I've just read a new crime novel that uses the Shropshire Union Canal as a backdrop. Deborah Crombie's Water Like A Stone is a whodunit set around Nantwich and Barbridge, and provided me with several hours compelling reading, up to its slightly predictable - but still highly enjoyable - denouement.
It's the tenth in a series about Scotland Yard detective Duncan Kincaid and his partner Gemma James. This time they go up to Cheshire for a snowbound (well, it is fiction!) family Christmas at Kincaid's parents' home. This being a whodunit with family tensions, it's a far-from-peaceful holiday.
You can read the prologue and first chapter online.
It's so scrupulously researched - based on real places - that you'll be reaching for your OS maps and Nantwich streetmaps to follow the plot, and it all has a tremendous sense of place. The American edition has this brilliant map to guide you, but it's not in the UK edition I bought, which is a disappointment.
Sometimes it feels like she's crammed in extra canal research simply so as not to waste it, but perhaps she has an eye on the tourist trade. With this book and a streetmap of the area you could lay on a Duncan Kincaid Walking Tour Of Nantwich, with coach ride to a couple of outlying villages, all ending in a pleasant pint and re-created mummers' play at ye Olde Barbridge Inn (the new landlord will be delighted with the publicity) and selling the punters assorted books and canalware 'as featured in Water Like A Stone'.
The book doesn't quite count as pure 'waterways literature' because the main characters only stumble on the canals (or die on them) and don't really use them to go anywhere. I'd rather see them cruise from place to place, the way Leo McNeir has them do, although Debbie Crombie certainly gets her waterways facts right. Surprisingly she's a native-born Texan, still living and writing there, although she lived in Chester at one time. On her website she writes:
When I lived in Chester I spent many hours exploring the Cheshire countryside, and fell in love with the small and unspoiled market town of Nantwich in southern Cheshire. Then, several years later, when I was creating background for Duncan in the first novel, A Share in Death, I gave him Nantwich as his home town. It has, however, taken me ten books to get him back there, but it was well worth the wait.
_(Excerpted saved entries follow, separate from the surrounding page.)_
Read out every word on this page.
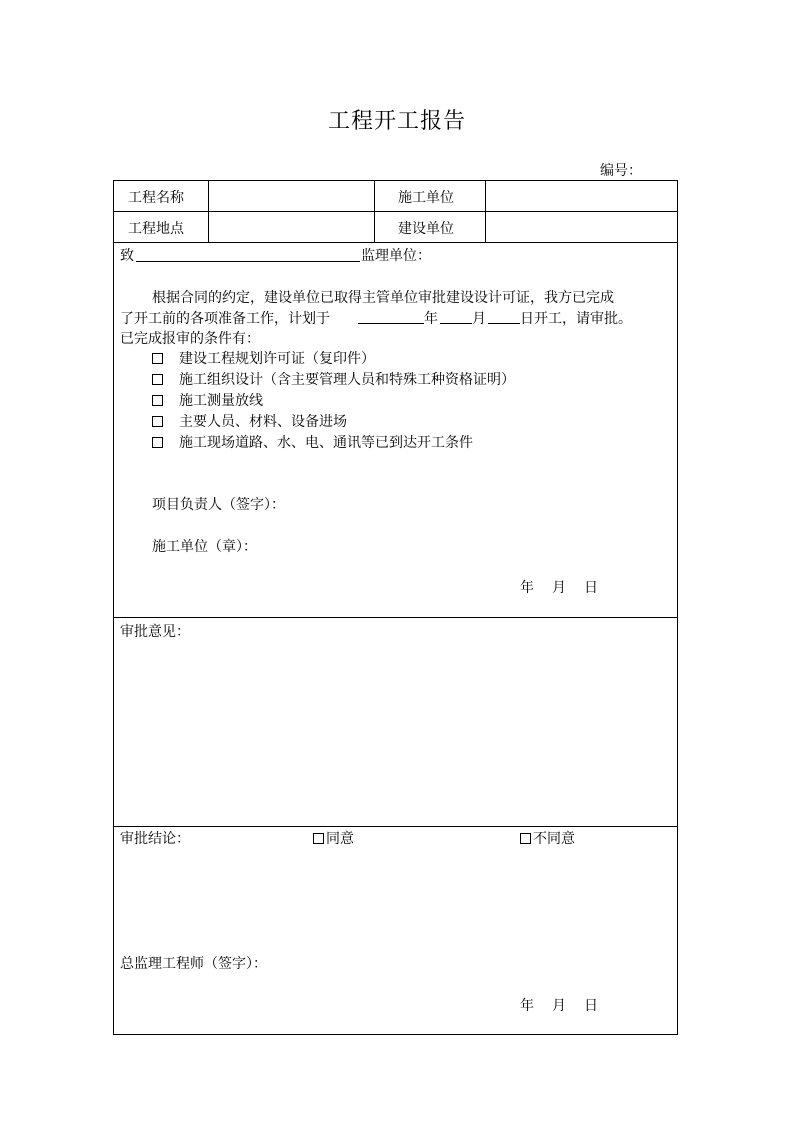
工程开工报告
编号：
工程名称	施工单位
工程地点	建设单位
致	监理单位：
根据合同的约定，建设单位已取得主管单位审批建设设计可证，我方已完成
了开工前的各项准备工作，计划于	年 月 日开工，请审批。
已完成报审的条件有：
建设工程规划许可证（复印件）
施工组织设计（含主要管理人员和特殊工种资格证明）
施工测量放线
主要人员、材料、设备进场
施工现场道路、水、电、通讯等已到达开工条件
项目负责人（签字）：
施工单位（章）：
年 月 日
审批意见：
审批结论：	同意	不同意
总监理工程师（签字）：
年 月 日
It was only when I revisited the area and began the preliminary research that I fell in love with the Shropshire Union Canal, and that, in turn, led to a passion for narrowboats and the history of the Inland Waterways—a passion I hope you will share.
This is the second modern novel I've read this year that uses the long pause of Christmas to drive the action. Katie Fforde's The Rose Revived (amongst many others) also used this plot device.
The age of the mobile phone and the 24hr supermarket - which allows anyone to contact anyone else and get whatever they want whenever they choose - causes problems for plot-writers, who need their characters to be out of touch occasionally. A modern Christmas often separates friends, closes businesses and offices for a few days and drives up family tensions. This allows characters to lose touch with what's going on outside their family, and new plot twists can thus be introduced. Water Like A Stone benefited from this because it conveniently delayed identification of the first body for a few days. Even pathology labs, it seems, close for Christmas.